At the beginning of Parshat Vaera, God tells Moshe that His name is Hashem – the four letter name that is unpronounceable. God then says that He never revealed this name to Abraham, Isaac, and Jacob. Why not? Were they not worthy enough to hear that name?
Rashi explains that the “name” represents absolute truth. Since God did not fulfill His promises to the Patriarchs (to build them into a great nation and give them the land of Israel) in their lifetime, He could not represent Himself with that name. Since the Jews would be redeemed from Egypt by Moses, God could finally use the name of absolute truth.
I’d like to offer another explanation. According to the mystical teachings, the four letter name of God represents Chesed-Giving, or Rachamim-Mercy. The Patriarchs had hard lives. Their wives suffered years of barrenness. They faced persecution and pursuers, enemies and rivalries. They dealt with family strife, rebellious children, and hostile relatives.

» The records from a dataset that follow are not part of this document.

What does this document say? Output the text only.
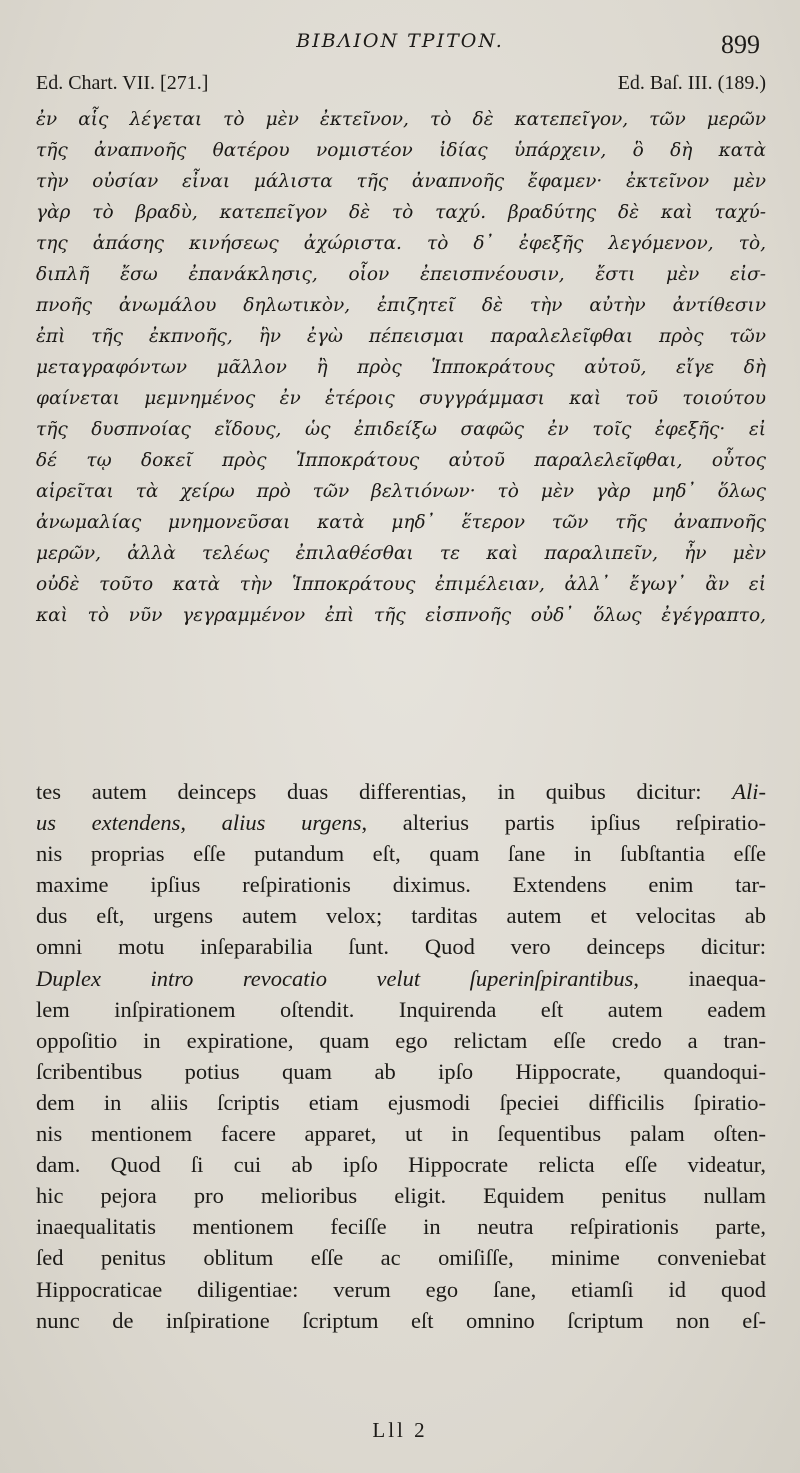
BIBΛION TPITON.	899
Ed. Chart. VII. [271.]	Ed. Baſ. III. (189.)
ἐν αἷς λέγεται τὸ μὲν ἐκτεῖνον, τὸ δὲ κατεπεῖγον, τῶν μερῶν
τῆς ἀναπνοῆς θατέρου νομιστέον ἰδίας ὑπάρχειν, ὃ δὴ κατὰ
τὴν οὐσίαν εἶναι μάλιστα τῆς ἀναπνοῆς ἔφαμεν· ἐκτεῖνον μὲν
γὰρ τὸ βραδὺ, κατεπεῖγον δὲ τὸ ταχύ. βραδύτης δὲ καὶ ταχύ-
της ἁπάσης κινήσεως ἀχώριστα. τὸ δ᾽ ἐφεξῆς λεγόμενον, τὸ,
διπλῆ ἔσω ἐπανάκλησις, οἷον ἐπεισπνέουσιν, ἔστι μὲν εἰσ-
πνοῆς ἀνωμάλου δηλωτικὸν, ἐπιζητεῖ δὲ τὴν αὐτὴν ἀντίθεσιν
ἐπὶ τῆς ἐκπνοῆς, ἣν ἐγὼ πέπεισμαι παραλελεῖφθαι πρὸς τῶν
μεταγραφόντων μᾶλλον ἢ πρὸς Ἱπποκράτους αὐτοῦ, εἴγε δὴ
φαίνεται μεμνημένος ἐν ἑτέροις συγγράμμασι καὶ τοῦ τοιούτου
τῆς δυσπνοίας εἴδους, ὡς ἐπιδείξω σαφῶς ἐν τοῖς ἐφεξῆς· εἰ
δέ τῳ δοκεῖ πρὸς Ἱπποκράτους αὐτοῦ παραλελεῖφθαι, οὗτος
αἱρεῖται τὰ χείρω πρὸ τῶν βελτιόνων· τὸ μὲν γὰρ μηδ᾽ ὅλως
ἀνωμαλίας μνημονεῦσαι κατὰ μηδ᾽ ἕτερον τῶν τῆς ἀναπνοῆς
μερῶν, ἀλλὰ τελέως ἐπιλαθέσθαι τε καὶ παραλιπεῖν, ἦν μὲν
οὐδὲ τοῦτο κατὰ τὴν Ἱπποκράτους ἐπιμέλειαν, ἀλλ᾽ ἔγωγ᾽ ἂν εἰ
καὶ τὸ νῦν γεγραμμένον ἐπὶ τῆς εἰσπνοῆς οὐδ᾽ ὅλως ἐγέγραπτο,
tes autem deinceps duas differentias, in quibus dicitur: Ali-
us extendens, alius urgens, alterius partis ipſius reſpiratio-
nis proprias eſſe putandum eſt, quam ſane in ſubſtantia eſſe
maxime ipſius reſpirationis diximus. Extendens enim tar-
dus eſt, urgens autem velox; tarditas autem et velocitas ab
omni motu inſeparabilia ſunt. Quod vero deinceps dicitur:
Duplex intro revocatio velut ſuperinſpirantibus, inaequa-
lem inſpirationem oſtendit. Inquirenda eſt autem eadem
oppoſitio in expiratione, quam ego relictam eſſe credo a tran-
ſcribentibus potius quam ab ipſo Hippocrate, quandoqui-
dem in aliis ſcriptis etiam ejusmodi ſpeciei difficilis ſpiratio-
nis mentionem facere apparet, ut in ſequentibus palam oſten-
dam. Quod ſi cui ab ipſo Hippocrate relicta eſſe videatur,
hic pejora pro melioribus eligit. Equidem penitus nullam
inaequalitatis mentionem feciſſe in neutra reſpirationis parte,
ſed penitus oblitum eſſe ac omiſiſſe, minime conveniebat
Hippocraticae diligentiae: verum ego ſane, etiamſi id quod
nunc de inſpiratione ſcriptum eſt omnino ſcriptum non eſ-
Lll 2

They were constantly being tested by God. They were only shown the Din-Judgment representation of God, not the Chesed-Rachamim-Mercy aspect, as represented in the four letter name. The Jews in Egypt, however, could only see the name of mercy. They did not deserve redemption on the basis of their own merit. Their redemption was solely based on the Chesed-Mercy of God, as represented in His four letter name.